Even though you've fit a model with 9 features, the plotting section of the code is still presuming only two dimensions, as was the case in the example you're working off of:

即使您已经安装了一个具有9个特性的模型,代码的绘图部分仍然假设只有两个维度,就像您正在处理的示例中的情况一样:

# plot the line, the samples, and the nearest vectors to the plane
xx, yy = np.meshgrid(np.linspace(-5, 5, 50), np.linspace(-5, 5, 50))
Z = clf.decision_function(np.c_[xx.ravel(), yy.ravel()])

Look at the shape of the np.c_() array being passed into clf.decision_function():

查看传入clf.decision_function()的np.c_()数组的形状:

np.c_[xx.ravel(), yy.ravel()].shape
(2500, 2)

You're getting the error because clf is expecting 9-D input, but you're only providing a 2-D array.

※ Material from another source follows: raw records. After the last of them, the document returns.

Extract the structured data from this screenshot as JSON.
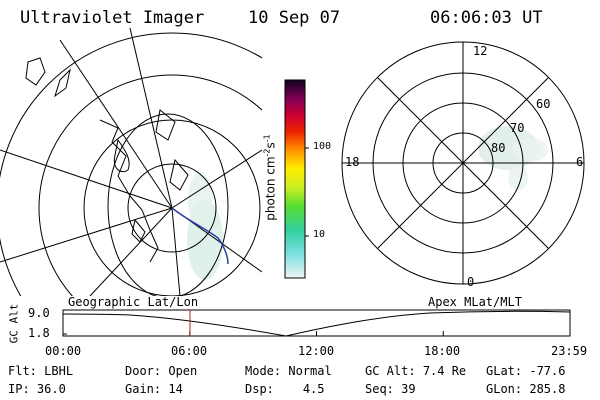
{
  "header": {
    "instrument": "Ultraviolet Imager",
    "date": "10 Sep 07",
    "time": "06:06:03 UT"
  },
  "colorbar": {
    "unit_label": "photon cm",
    "unit_sup1": "-2",
    "unit_mid": "s",
    "unit_sup2": "-1",
    "ticks": [
      "100",
      "10"
    ]
  },
  "geo_map": {
    "name": "Geographic Lat/Lon"
  },
  "polar_map": {
    "name": "Apex MLat/MLT",
    "mlt_labels": {
      "top": "12",
      "left": "18",
      "right": "6",
      "bottom": "0"
    },
    "lat_labels": [
      "60",
      "70",
      "80"
    ]
  },
  "timeline": {
    "ylabel": "GC Alt",
    "y_ticks": [
      "9.0",
      "1.8"
    ],
    "x_ticks": [
      "00:00",
      "06:00",
      "12:00",
      "18:00",
      "23:59"
    ]
  },
  "info": {
    "filter_label": "Flt:",
    "filter": "LBHL",
    "door_label": "Door:",
    "door": "Open",
    "mode_label": "Mode:",
    "mode": "Normal",
    "gcalt_label": "GC Alt:",
    "gcalt": "7.4 Re",
    "glat_label": "GLat:",
    "glat": "-77.6",
    "ip_label": "IP:",
    "ip": "36.0",
    "gain_label": "Gain:",
    "gain": "14",
    "dsp_label": "Dsp:",
    "dsp": "4.5",
    "seq_label": "Seq:",
    "seq": "39",
    "glon_label": "GLon:",
    "glon": "285.8"
  },
  "colors": {
    "orbit_track": "#2a3fa8",
    "current_time_marker": "#b22222",
    "aurora_glow": "#cfe6de"
  }
}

您会得到错误,因为clf期望得到9-D输入,但您只提供了一个2-D数组。

The classifier itself should still be accessible without any trouble. You can still use decision_function() and predict() methods, for example, but you won't be able to plot all 9 dimensions using the code you're going off of - it was only designed to plot in 2-D. Even running np.meshgrid() with 9 dimensions will almost certainly throw a MemoryError - see this discussion for more on that.

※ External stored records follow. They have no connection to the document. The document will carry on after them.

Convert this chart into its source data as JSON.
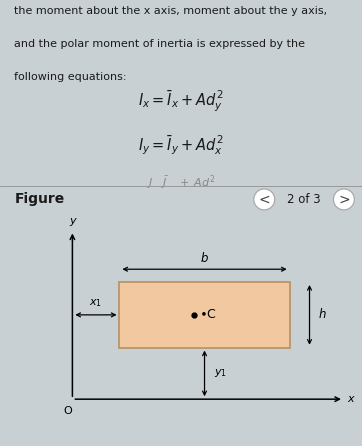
{
  "top_bg": "#c8d0d4",
  "bottom_bg": "#e8e4e0",
  "text_color": "#1a1a1a",
  "rect_facecolor": "#f2c8a0",
  "rect_edgecolor": "#b89060",
  "title_lines": [
    "the moment about the x axis, moment about the y axis,",
    "and the polar moment of inertia is expressed by the",
    "following equations:"
  ],
  "eq1": "$I_x = \\bar{I}_x + Ad_y^2$",
  "eq2": "$I_y = \\bar{I}_y + Ad_x^2$",
  "eq3_partial": "$J \\quad \\bar{J} \\quad + \\; Ad^2$",
  "figure_label": "Figure",
  "nav_text": "2 of 3",
  "C_label": "$\\bullet$C",
  "x_label": "x",
  "y_label": "y",
  "b_label": "b",
  "h_label": "h",
  "x1_label": "$x_1$",
  "y1_label": "$y_1$",
  "O_label": "O"
}
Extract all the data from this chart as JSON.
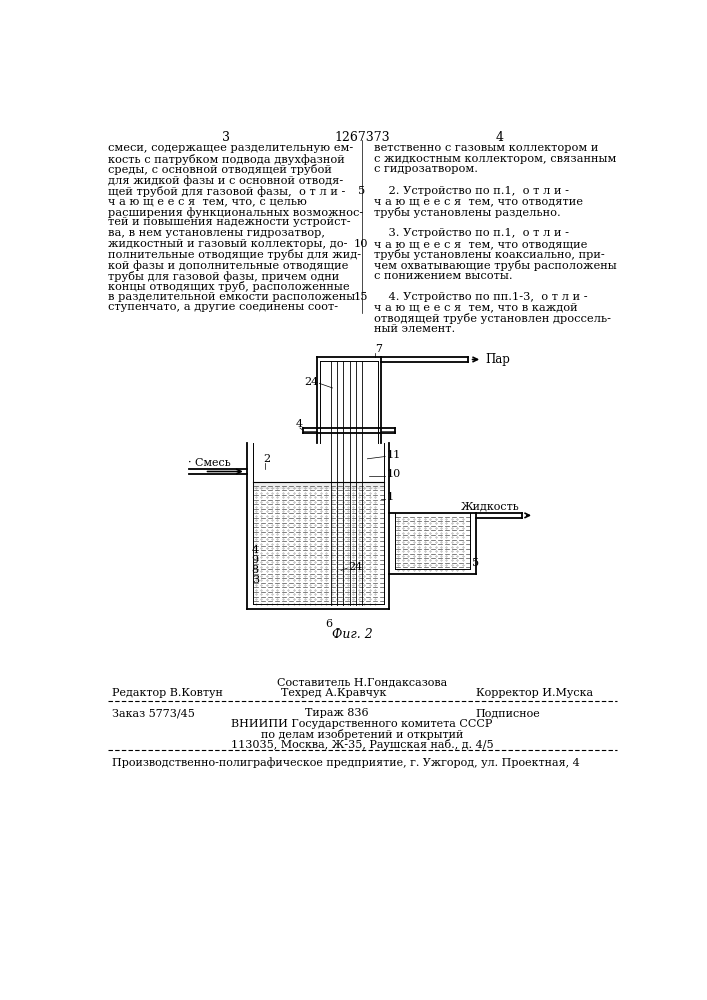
{
  "bg_color": "#ffffff",
  "page_number_left": "3",
  "page_number_center": "1267373",
  "page_number_right": "4",
  "col1_text": [
    "смеси, содержащее разделительную ем-",
    "кость с патрубком подвода двухфазной",
    "среды, с основной отводящей трубой",
    "для жидкой фазы и с основной отводя-",
    "щей трубой для газовой фазы,  о т л и -",
    "ч а ю щ е е с я  тем, что, с целью",
    "расширения функциональных возможнос-",
    "тей и повышения надежности устройст-",
    "ва, в нем установлены гидрозатвор,",
    "жидкостный и газовый коллекторы, до-",
    "полнительные отводящие трубы для жид-",
    "кой фазы и дополнительные отводящие",
    "трубы для газовой фазы, причем одни",
    "концы отводящих труб, расположенные",
    "в разделительной емкости расположены",
    "ступенчато, а другие соединены соот-"
  ],
  "col2_text": [
    "ветственно с газовым коллектором и",
    "с жидкостным коллектором, связанным",
    "с гидрозатвором.",
    "",
    "    2. Устройство по п.1,  о т л и -",
    "ч а ю щ е е с я  тем, что отводятие",
    "трубы установлены раздельно.",
    "",
    "    3. Устройство по п.1,  о т л и -",
    "ч а ю щ е е с я  тем, что отводящие",
    "трубы установлены коаксиально, при-",
    "чем охватывающие трубы расположены",
    "с понижением высоты.",
    "",
    "    4. Устройство по пп.1-3,  о т л и -",
    "ч а ю щ е е с я  тем, что в каждой",
    "отводящей трубе установлен дроссель-",
    "ный элемент."
  ],
  "line_numbers": {
    "4": "5",
    "9": "10",
    "14": "15"
  },
  "fig_caption": "Фиг. 2",
  "footer_sestavitel": "Составитель Н.Гондаксазова",
  "footer_redaktor": "Редактор В.Ковтун",
  "footer_tehred": "Техред А.Кравчук",
  "footer_korrektor": "Корректор И.Муска",
  "footer_zakaz": "Заказ 5773/45",
  "footer_tirazh": "Тираж 836",
  "footer_podpisnoe": "Подписное",
  "footer_vniipи": "ВНИИПИ Государственного комитета СССР",
  "footer_dela": "по делам изобретений и открытий",
  "footer_addr": "113035, Москва, Ж-35, Раушская наб., д. 4/5",
  "footer_last": "Производственно-полиграфическое предприятие, г. Ужгород, ул. Проектная, 4"
}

分类器本身仍然是可访问的,没有任何问题。例如,您仍然可以使用decision_function()和prediction()方法,但是您不能使用您将要处理的代码来绘制所有9个维度——它只设计成2d图形。即使运行具有9个维度的np.meshgrid()也几乎肯定会抛出一个MemoryError—请参阅本讨论。

Trying to plot 9-D space isn't going to be very helpful here, anyway. You might focus instead on more standard visual representations of classifier strength, like ROC curves or even a good old fashioned confusion matrix.

尝试绘制9-D空间在这里并不是很有用。相反,您可以关注更标准的分类器强度的视觉表示,比如ROC曲线,甚至是一个很好的老式混淆矩阵。